届かない声


 王の間の奥にある控えの間に朔はいた。
 疲れ果てた様子で、窓際の椅子にもたれかかって物思いに耽っている。

 朔とは王に仕える側近の称号で、この男の名はザインと言った。

「いったい王は何を考えておられるのか……」

 もう溜息をつくのが癖になってしまいそうだった。

 自分にできる事は全てやった。
 考えられる限りの手は尽くした。
 国の有識者を王宮に集め、幾度となく事態の打開策を話し合った。
 実際に国中を廻って、今この国が置かれている深刻な状況を王に直接見せることもした。

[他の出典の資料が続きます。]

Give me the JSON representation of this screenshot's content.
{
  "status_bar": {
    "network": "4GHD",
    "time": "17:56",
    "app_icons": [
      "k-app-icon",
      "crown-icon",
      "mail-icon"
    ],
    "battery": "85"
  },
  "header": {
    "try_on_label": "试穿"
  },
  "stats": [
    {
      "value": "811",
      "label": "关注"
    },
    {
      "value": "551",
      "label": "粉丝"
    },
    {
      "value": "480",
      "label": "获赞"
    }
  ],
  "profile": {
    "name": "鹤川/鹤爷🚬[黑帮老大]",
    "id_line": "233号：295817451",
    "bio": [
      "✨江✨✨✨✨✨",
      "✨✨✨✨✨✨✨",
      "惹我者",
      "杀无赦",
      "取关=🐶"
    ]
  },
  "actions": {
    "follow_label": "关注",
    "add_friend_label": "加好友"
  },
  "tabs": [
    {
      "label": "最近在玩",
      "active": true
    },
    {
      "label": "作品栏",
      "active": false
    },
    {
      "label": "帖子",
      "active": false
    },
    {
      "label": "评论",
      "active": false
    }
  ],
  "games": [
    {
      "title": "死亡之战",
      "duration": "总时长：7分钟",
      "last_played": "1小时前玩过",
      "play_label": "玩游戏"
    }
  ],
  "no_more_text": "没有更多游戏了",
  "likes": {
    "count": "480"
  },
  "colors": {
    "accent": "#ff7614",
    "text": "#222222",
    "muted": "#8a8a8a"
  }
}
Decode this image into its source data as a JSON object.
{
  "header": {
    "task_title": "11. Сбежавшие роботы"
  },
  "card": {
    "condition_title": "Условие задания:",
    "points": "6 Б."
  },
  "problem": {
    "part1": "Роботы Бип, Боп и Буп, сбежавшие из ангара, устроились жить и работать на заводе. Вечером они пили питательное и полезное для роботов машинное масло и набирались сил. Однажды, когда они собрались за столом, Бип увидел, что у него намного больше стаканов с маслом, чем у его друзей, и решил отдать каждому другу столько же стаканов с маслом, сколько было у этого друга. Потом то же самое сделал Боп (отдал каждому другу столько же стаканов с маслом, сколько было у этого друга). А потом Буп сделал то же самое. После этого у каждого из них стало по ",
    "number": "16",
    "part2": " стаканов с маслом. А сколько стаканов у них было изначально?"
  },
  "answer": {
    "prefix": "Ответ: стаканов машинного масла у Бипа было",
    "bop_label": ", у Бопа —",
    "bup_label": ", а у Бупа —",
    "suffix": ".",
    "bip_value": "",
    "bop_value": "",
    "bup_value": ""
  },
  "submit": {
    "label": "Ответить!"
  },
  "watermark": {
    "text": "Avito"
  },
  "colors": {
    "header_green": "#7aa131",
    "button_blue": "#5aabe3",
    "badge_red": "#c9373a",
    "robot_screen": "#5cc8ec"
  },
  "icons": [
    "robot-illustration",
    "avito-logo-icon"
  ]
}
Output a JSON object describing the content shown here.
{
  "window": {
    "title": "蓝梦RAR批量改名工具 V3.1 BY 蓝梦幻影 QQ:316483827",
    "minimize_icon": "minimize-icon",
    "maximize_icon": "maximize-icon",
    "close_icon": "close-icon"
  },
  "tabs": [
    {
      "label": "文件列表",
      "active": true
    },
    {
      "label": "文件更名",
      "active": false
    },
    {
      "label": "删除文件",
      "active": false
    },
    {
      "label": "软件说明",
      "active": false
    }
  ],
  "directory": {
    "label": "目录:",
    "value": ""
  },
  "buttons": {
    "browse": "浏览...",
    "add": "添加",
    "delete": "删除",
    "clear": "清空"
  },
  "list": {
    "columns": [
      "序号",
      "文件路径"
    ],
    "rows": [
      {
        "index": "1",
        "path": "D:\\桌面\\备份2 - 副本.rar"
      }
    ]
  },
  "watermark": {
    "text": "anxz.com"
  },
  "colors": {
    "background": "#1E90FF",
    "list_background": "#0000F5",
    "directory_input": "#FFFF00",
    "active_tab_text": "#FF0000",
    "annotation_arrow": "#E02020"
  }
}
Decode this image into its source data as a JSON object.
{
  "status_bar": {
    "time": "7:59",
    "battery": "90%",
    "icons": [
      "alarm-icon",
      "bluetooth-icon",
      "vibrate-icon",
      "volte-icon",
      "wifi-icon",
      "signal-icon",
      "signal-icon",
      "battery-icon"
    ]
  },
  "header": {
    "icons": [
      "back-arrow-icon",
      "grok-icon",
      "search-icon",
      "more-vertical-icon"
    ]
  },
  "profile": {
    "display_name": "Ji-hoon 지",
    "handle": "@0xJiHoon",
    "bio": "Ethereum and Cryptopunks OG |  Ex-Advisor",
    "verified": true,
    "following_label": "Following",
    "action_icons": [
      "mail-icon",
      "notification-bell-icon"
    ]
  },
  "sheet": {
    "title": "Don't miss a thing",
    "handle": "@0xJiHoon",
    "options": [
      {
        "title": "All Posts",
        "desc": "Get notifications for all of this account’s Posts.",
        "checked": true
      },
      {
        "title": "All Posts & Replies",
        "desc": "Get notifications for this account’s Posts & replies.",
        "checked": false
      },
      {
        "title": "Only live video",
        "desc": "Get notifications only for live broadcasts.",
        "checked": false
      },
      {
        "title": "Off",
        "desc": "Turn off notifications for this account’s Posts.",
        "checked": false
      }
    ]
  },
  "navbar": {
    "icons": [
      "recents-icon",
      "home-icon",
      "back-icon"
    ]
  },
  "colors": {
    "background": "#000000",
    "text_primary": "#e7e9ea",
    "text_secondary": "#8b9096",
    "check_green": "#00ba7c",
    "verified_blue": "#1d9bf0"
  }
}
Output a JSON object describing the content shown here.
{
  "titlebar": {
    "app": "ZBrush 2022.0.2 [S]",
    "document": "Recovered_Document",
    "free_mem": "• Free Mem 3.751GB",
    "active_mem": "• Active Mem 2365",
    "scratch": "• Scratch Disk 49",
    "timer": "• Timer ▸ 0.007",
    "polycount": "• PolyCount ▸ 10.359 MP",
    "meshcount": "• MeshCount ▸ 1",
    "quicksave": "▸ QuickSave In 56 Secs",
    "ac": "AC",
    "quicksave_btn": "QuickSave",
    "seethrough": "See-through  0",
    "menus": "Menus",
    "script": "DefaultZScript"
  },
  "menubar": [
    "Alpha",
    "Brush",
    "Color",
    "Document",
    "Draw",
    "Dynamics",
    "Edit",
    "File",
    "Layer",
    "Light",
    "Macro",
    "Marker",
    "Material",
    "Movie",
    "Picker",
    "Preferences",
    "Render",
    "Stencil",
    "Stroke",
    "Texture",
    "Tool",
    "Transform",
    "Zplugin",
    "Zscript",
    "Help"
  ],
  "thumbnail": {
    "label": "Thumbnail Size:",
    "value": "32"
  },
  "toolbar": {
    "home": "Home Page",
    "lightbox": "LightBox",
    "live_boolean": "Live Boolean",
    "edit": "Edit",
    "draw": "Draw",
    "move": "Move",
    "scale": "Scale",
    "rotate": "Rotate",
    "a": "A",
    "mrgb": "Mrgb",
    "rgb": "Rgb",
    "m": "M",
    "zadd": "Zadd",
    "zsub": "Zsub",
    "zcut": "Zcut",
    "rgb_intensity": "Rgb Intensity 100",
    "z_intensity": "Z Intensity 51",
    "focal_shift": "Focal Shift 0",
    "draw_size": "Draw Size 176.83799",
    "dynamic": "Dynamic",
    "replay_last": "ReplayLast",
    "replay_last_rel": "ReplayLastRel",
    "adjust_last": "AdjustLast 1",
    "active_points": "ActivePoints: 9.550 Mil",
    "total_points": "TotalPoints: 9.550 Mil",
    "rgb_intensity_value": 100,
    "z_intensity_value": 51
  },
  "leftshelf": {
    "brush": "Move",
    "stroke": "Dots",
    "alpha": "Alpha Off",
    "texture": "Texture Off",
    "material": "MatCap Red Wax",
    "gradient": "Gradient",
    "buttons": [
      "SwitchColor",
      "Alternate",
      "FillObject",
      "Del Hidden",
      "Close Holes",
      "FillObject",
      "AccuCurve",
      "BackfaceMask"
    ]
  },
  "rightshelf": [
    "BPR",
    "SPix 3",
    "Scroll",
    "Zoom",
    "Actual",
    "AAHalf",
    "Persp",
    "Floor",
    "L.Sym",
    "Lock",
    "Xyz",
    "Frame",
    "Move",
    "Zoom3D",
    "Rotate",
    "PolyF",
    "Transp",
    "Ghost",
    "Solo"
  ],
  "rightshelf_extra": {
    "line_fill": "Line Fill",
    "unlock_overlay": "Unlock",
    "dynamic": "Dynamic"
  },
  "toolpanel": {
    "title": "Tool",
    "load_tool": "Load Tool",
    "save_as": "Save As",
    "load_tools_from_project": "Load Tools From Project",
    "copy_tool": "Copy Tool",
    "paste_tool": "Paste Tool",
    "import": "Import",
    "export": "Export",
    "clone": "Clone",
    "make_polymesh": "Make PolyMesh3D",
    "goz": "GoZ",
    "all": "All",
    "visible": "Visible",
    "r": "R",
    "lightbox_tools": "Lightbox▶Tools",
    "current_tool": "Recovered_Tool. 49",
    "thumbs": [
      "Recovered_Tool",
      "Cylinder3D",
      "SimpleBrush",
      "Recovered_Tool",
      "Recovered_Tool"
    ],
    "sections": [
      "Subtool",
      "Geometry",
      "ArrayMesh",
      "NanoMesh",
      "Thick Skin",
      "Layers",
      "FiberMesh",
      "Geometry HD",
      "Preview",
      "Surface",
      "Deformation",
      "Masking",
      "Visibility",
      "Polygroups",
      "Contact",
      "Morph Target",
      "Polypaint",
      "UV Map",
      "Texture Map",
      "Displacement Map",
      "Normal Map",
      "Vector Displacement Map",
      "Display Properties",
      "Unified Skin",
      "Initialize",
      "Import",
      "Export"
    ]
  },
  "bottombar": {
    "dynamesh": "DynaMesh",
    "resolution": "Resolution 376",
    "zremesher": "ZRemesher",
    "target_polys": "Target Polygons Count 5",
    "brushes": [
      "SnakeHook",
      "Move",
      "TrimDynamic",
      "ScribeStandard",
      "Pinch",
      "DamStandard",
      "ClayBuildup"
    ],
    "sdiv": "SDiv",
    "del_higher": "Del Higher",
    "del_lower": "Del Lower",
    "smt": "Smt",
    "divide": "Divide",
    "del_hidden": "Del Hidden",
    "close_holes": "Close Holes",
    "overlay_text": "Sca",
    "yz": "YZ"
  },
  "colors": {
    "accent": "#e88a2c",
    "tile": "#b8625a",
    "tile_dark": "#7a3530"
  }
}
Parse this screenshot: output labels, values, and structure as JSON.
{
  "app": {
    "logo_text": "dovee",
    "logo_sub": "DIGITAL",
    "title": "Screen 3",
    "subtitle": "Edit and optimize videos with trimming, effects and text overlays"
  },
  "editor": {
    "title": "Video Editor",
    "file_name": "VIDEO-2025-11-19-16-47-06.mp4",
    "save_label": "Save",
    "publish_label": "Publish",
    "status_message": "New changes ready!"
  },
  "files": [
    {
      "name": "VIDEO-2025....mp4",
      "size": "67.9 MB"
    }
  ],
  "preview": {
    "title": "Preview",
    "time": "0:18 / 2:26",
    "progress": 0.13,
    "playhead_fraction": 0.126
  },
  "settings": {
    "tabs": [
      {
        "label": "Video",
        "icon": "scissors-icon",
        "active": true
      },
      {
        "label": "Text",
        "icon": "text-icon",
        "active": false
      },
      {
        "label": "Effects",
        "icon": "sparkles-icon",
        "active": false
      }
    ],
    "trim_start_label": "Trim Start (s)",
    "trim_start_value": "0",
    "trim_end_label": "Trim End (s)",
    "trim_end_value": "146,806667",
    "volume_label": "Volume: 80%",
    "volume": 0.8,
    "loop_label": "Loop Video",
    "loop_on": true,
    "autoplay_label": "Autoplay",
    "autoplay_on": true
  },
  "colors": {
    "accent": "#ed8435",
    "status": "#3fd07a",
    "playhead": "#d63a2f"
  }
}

 しかし、国民の貧困も、妖魔妖獣達による被害も、国境で繰り返されている隣国との戦でさえも、王の心を動かすことはなかった。

 この国は、すでに倒れ掛かっている…――。

 ザインはそう考えていた。

「はぁ…考えてても、仕方がないか……」
 大きく伸びをして、ザインは立ち上がった。

「誰か! 誰かいるか?」

 王の朱印を待つ書類の束をトントンと揃えて机の端に置くと、ザインはまとめていた髪を下ろし、後ろで1つに束ねた。

「お呼びでございますか、朔様?」

 戸口の所に女官が1人姿を見せた。
 袖に隠れた両手を合わせて顔の高さまであげると、膝を少しまげて軽く頭を下げる。
 朔がそれを確認して頷くと、女官はもう一度礼をして、部屋の中に入ってきた。

「いかがなさいました?」

 女官が再度訊ねると、ザインはくいっと顎をしゃくって広間の方を指した。

「王が朱雀殿とお出かけになられた。おそらく今日はもう遅くまでお帰りにはならないと思う」
「承知いたしました。朔様は、どうなさるのですか?」
「今日はこれで上がろうと思う。朱印を頂かねばもう何もできないし、話をしようにもあれではな」

 そう言ってザインが苦笑すると、女官の顔にすぅっと影が落ちる。

「王にも何かお考えがおありなのでは?」

 女官が表情を曇らせ、訝しげに聞き返してきたが、ザインは眉を上げて首を振った。

「さぁね。何か考えておられるのであれば、私も少しは報われるのかもしれないが…」
「朔様…」

 口調に諦めの感情が混ざっていたのを感じて、女官の顔がいっそう曇ってしまった。
 ザインはそれを苦笑して見つめて、わざと明るい声で言った。

「まぁここで愚痴を言っていても仕方がないな」

 女官は慌てて言葉を返す。

「朔様のなさっている事は、間違っておりません。王もいつかはきっとわかって下さると、真摯に向き合って下さると信じております」
「…だといいんだが。では、私これで…何かあったら、明日の朝にでも話を聞かせてくれ」
「承知いたしました。お気を付けてお帰り下さいませ」
「ありがとう。あとは頼んだよ」
「はい」

 女官に残った雑務をまかせて、ザインは控えの間を後にした。

 ザインの歩く足音が、誰もいない廊下に響き渡る。
 執務の時間は過ぎているとはいえ、まだ日も高い。
 こういった時間にこうも城内が静まり返るようなことはこれまでなかった。
 どこの部署でも、王の朱印や承認を待っていて、仕事を続けようにも手詰まりを起こしてしまっているのだ。

「…どこも同じか」

 溜息と共にそう吐き出すと、ザインは廊下を抜け、階段をゆっくりと降りて行った。